Le crime des climato-sceptiques

par Laurent Joffrin |  publié le 16/07/2023

Les négateurs du réchauffement climatique ont retardé pendant de longues années l’action nécessaire, alors que les canicules de ce mois de juillet démontrent avec éclat la justesse des avertissements du GIEC

Laurent Joffrin

L’histoire dira la responsabilité écrasante de ce courant absurde et, au bout du compte, criminel, qu’on a appelé le « climato-scepticisme ». Souvenons-nous de ces aphorismes sarcastiques qui ont déboussolé l’opinion pendant de longues années. « Il fait froid en ce mois de mai, où est le réchauffement climatique ? » ; « depuis le début des années 2000, le thermomètre stagne : nous sommes sur un plateau des températures » ; « le climat a toujours fluctué dans l’histoire, rien de nouveau sous le soleil » ; « le GIEC est composé de militants écologistes partisans et dogmatiques », « que nous fait, au fond, une augmentation moyenne de 1 degré ? Il fera un peu plus chaud en été, un peu moins froid en hiver, voilà tout », etc.

Depuis le début du mois de juillet, les canicules se multiplient dans le monde, des centaines de millions de personnes subissent ses chaleurs inédites et accablantes, plusieurs dizaines de milliers de personnes sont mortes en Europe en raison de températures excessives, la hausse du thermomètre bat record sur record et la température des mers, en Méditerranée notamment, passe toutes les normes saisonnières.

Peut-on reprocher aux experts du GIEC de s’être trompés dans leurs prévisions ? Oui : ils ont sans doute sous-estimé la vitesse du réchauffement planétaire.

Alors que le phénomène a été prouvé scientifiquement, il y a des lustres, que le rôle de l’intensité des gaz à effet de serre dans l’atmosphère a été établi depuis belle lurette, une cohorte disparate de scientifiques égarés, de lobbyistes plus ou moins camouflés, de politiques ignorants et de démagogues sans scrupules ont maintenu un faux équilibre dans le débat, entre ceux qui s’appuient sur la science et ceux qui la nient.

La chose pouvait, à la rigueur, se comprendre il y a vingt ou trente ans, quand la prise de conscience était encore fragile, que les phénomènes extrêmes étaient moins répandus et que les prévisions du GIEC, quoiqu’irréfutables, ne pouvaient pas s’appuyer sur des exemples évidents.

Mais au tournant des années 2000, les résultats des climatologues ont définitivement fait consensus dans la communauté savante et chez les principaux gouvernants. Les conférences sur le climat ont étalé toutes les preuves devant l’opinion et auprès des décideurs.
Mieux : on s’est aperçu que les principaux détracteurs du GIEC, présentés comme des experts indépendants, avaient le plus souvent partie liée avec les industries carbonées.

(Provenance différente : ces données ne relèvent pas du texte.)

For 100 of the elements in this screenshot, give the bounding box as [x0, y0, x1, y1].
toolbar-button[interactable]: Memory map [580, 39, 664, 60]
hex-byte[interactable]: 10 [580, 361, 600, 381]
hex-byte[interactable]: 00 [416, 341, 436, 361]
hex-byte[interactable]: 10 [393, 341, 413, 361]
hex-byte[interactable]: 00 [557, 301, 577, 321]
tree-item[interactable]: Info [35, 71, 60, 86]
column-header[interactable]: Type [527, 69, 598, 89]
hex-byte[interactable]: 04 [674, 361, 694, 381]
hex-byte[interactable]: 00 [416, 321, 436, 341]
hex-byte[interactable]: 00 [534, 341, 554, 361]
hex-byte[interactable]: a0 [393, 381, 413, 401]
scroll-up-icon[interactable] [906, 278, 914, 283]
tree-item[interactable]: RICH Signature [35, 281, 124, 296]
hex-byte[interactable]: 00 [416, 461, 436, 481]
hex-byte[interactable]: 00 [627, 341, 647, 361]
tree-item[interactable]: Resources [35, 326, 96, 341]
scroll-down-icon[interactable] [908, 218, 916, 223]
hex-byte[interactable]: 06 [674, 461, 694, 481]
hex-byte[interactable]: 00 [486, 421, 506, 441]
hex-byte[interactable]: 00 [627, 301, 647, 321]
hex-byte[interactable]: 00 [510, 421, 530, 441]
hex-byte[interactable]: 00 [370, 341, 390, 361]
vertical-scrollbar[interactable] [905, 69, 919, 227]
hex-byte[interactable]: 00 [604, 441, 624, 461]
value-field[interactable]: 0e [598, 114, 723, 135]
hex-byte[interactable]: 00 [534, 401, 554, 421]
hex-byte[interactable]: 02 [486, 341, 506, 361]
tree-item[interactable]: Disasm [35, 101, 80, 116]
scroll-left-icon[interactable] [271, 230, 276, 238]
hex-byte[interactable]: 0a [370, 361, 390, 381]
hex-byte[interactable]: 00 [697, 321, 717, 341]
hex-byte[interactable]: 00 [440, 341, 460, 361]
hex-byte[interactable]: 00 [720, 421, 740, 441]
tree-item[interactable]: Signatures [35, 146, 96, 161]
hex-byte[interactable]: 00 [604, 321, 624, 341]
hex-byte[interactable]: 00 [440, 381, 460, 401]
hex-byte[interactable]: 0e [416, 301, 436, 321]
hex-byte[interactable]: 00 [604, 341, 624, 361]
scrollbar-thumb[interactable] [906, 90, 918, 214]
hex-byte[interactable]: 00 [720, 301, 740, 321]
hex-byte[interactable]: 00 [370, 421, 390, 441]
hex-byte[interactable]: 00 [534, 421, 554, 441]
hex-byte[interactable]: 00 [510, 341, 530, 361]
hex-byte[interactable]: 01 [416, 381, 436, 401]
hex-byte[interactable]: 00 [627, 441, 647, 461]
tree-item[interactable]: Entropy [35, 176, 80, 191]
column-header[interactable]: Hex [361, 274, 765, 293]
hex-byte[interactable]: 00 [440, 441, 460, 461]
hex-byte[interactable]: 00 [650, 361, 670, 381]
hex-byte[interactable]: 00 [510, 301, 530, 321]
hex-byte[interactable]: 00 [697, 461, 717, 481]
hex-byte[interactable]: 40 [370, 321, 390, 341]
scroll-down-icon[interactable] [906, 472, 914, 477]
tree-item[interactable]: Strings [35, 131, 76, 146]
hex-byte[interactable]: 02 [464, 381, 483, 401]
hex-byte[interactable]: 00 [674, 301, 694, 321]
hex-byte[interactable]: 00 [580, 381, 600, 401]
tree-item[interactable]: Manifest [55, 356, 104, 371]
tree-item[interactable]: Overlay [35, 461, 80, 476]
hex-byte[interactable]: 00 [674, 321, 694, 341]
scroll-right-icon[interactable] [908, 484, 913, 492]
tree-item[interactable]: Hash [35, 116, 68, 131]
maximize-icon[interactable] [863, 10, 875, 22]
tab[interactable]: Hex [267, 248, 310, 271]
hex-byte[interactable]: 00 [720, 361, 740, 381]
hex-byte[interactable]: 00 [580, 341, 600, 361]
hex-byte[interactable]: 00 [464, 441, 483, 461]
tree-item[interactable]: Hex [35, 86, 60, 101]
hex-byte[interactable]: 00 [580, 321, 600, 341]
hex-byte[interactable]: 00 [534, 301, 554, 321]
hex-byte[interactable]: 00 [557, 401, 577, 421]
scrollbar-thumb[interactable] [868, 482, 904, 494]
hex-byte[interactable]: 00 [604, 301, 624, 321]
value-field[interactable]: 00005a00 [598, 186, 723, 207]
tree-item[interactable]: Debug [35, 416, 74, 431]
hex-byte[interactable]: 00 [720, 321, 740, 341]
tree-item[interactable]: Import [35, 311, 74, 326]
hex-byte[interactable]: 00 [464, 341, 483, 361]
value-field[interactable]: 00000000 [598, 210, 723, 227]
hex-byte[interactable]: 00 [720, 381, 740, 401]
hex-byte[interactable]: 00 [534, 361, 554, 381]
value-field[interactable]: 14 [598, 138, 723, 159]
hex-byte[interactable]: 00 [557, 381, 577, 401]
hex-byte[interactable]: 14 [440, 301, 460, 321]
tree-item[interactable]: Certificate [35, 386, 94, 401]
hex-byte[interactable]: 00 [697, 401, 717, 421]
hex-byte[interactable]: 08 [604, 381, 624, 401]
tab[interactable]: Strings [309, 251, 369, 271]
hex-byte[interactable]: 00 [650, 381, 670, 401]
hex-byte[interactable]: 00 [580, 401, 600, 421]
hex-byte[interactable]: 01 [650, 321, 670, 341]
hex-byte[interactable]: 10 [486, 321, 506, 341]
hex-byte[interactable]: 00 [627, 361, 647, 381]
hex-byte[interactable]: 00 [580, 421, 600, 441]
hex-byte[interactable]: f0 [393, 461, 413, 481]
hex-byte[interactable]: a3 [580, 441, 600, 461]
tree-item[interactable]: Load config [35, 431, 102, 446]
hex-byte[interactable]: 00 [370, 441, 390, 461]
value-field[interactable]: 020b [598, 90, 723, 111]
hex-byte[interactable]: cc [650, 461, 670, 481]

C’est à ce moment que le climato-scepticisme est devenu un complotisme. Pour que le doute continue de troubler l’opinion et de paralyser les autorités, il fallait admettre que les climatologues de la planète s’étaient coalisés pour mentir, que le GIEC était une alliance d’intégristes verts, que les gouvernements qui acceptaient de participer aux « COP » successives et d’en approuver les conclusions n’étaient que des gogos manipulés par les militants ou des affabulateurs animés d’intentions maléfiques.

Bref, qu’une coalition mondiale de charlatans cyniques et de faux savants entretenait l’opinion dans une panique factice et funeste.

Ainsi déboussolée, l’opinion a laissé les gouvernements, certes persuadés du danger, mais réticents à en tirer les conséquences, prendre un retard dramatique dans la lutte contre le dérèglement climatique. La canicule qui frappe aujourd’hui une partie de la planète donne l’idée de ce que sera le climat si ces retards perdurent : la source de désordres croissants et de souffrances massives.

A quelque chose, ces malheurs seront-ils bons ? Pas sûr. Quelque 30 % des citoyens, dans la plupart des pays, restent climato-sceptiques, enfermés dans les « bulles cognitives » négationnistes des réseaux sociaux. On doit le craindre : il faudra encore plusieurs catastrophes pour que la priorité climatique s’impose, non seulement dans les discours, mais dans la réalité des politiques nationales.